1. Find $p$: Using the relationship $p = 1-q$: $p = 1 - \frac{2}{3}$ $p = \frac{1}{3}$
2. Find $n$: Substitute the values of $p$ and $q$ into Equation 1': $np(1+q) = 5$. $n \left(\frac{1}{3}\right) \left(1 + \frac{2}{3}\right) = 5$ $n \left(\frac{1}{3}\right) \left(\frac{5}{3}\right) = 5$ $\frac{5n}{9} = 5$ Multiply both sides by $\frac{9}{5}$: $n = 5 \times \frac{9}{5}$ $n = 9$

Validation: Since $n$ represents the number of trials, it must be a positive integer. $n=9$ is a valid value.

Step 6: Calculate the final expression $6(n+p-q)$.

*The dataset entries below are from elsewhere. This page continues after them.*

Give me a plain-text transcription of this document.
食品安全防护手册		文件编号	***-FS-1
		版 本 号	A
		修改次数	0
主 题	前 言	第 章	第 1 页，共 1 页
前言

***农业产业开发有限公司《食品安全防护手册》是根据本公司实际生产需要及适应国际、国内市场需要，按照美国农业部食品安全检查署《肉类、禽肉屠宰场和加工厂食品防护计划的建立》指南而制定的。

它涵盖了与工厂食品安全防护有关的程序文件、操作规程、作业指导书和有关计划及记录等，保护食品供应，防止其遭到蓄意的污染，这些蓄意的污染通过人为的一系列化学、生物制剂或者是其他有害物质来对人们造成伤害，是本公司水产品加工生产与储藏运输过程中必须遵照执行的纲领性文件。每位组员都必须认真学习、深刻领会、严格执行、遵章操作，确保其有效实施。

• What we are doing: We substitute the determined values of $n, p, q$ into the expression required by the question.
• Why we are doing it: This is the final step to answer the problem.

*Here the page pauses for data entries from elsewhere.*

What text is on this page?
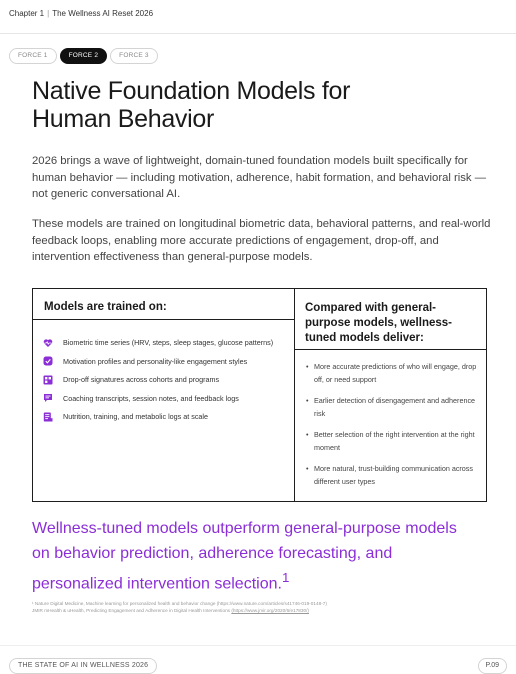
Chapter 1 | The Wellness AI Reset 2026
FORCE 1	FORCE 2	FORCE 3
Native Foundation Models for
Human Behavior

2026 brings a wave of lightweight, domain-tuned foundation models built specifically for human behavior — including motivation, adherence, habit formation, and behavioral risk — not generic conversational AI.

These models are trained on longitudinal biometric data, behavioral patterns, and real-world feedback loops, enabling more accurate predictions of engagement, drop-off, and intervention effectiveness than general-purpose models.

Models are trained on:
Biometric time series (HRV, steps, sleep stages, glucose patterns)
Motivation profiles and personality-like engagement styles
Drop-off signatures across cohorts and programs
Coaching transcripts, session notes, and feedback logs
Nutrition, training, and metabolic logs at scale
Compared with general-purpose models, wellness-tuned models deliver:
• More accurate predictions of who will engage, drop off, or need support
• Earlier detection of disengagement and adherence risk
• Better selection of the right intervention at the right moment
• More natural, trust-building communication across different user types

Wellness-tuned models outperform general-purpose models on behavior prediction, adherence forecasting, and personalized intervention selection.$^1$

¹ Nature Digital Medicine, Machine learning for personalized health and behavior change (https://www.nature.com/articles/s41746-019-0148-7)
JMIR mHealth & uHealth, Predicting Engagement and Adherence in Digital Health Interventions (https://www.jmir.org/2020/6/e17830/)
THE STATE OF AI IN WELLNESS 2026	P.09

We have $n=9$, $p=\frac{1}{3}$, and $q=\frac{2}{3}$. Substitute these into $6(n+p-q)$: $6 \left(9 + \frac{1}{3} - \frac{2}{3}\right)$ Simplify the terms inside the parenthesis: $9 + \frac{1}{3} - \frac{2}{3} = 9 - \left(\frac{2}{3} - \frac{1}{3}\right) = 9 - \frac{1}{3}$ Convert to a common denominator: $9 - \frac{1}{3} = \frac{27}{3} - \frac{1}{3} = \frac{26}{3}$ Now, multiply by 6: $6 \left(\frac{26}{3}\right) = (6 \div 3) \times 26 = 2 \times 26 = 52$

3. Common Mistakes & Tips

• Parameter Validation: Always remember that $p$ and $q$ must be probabilities ($0 \le p, q \le 1$), and $n$ must be a positive integer. Reject any values that violate these conditions.
• Algebraic Errors: Be careful with squaring equations and dividing them. Ensure all terms are handled correctly, especially when expanding binomials like $(1+q)^2$.
• Factoring: Factoring $np$ from the sum equation ($np+npq = np(1+q)$) is a crucial step that simplifies subsequent calculations.

4. Summary

This problem required a thorough understanding of the binomial distribution's mean and variance formulas. We first translated the given sum and product information into two algebraic equations involving $n, p,$ and $q$. By strategically manipulating these equations, specifically by squaring one and dividing by the other, we formed a quadratic equation for $q$. After solving for $q$, we validated the solutions to ensure they represented a valid probability. With $q$ determined, we easily found $p$ and then $n$. Finally, we substituted these derived parameter values into the required expression to arrive at the solution.

The final answer is $\boxed{\text{52}}$, which corresponds to option (A).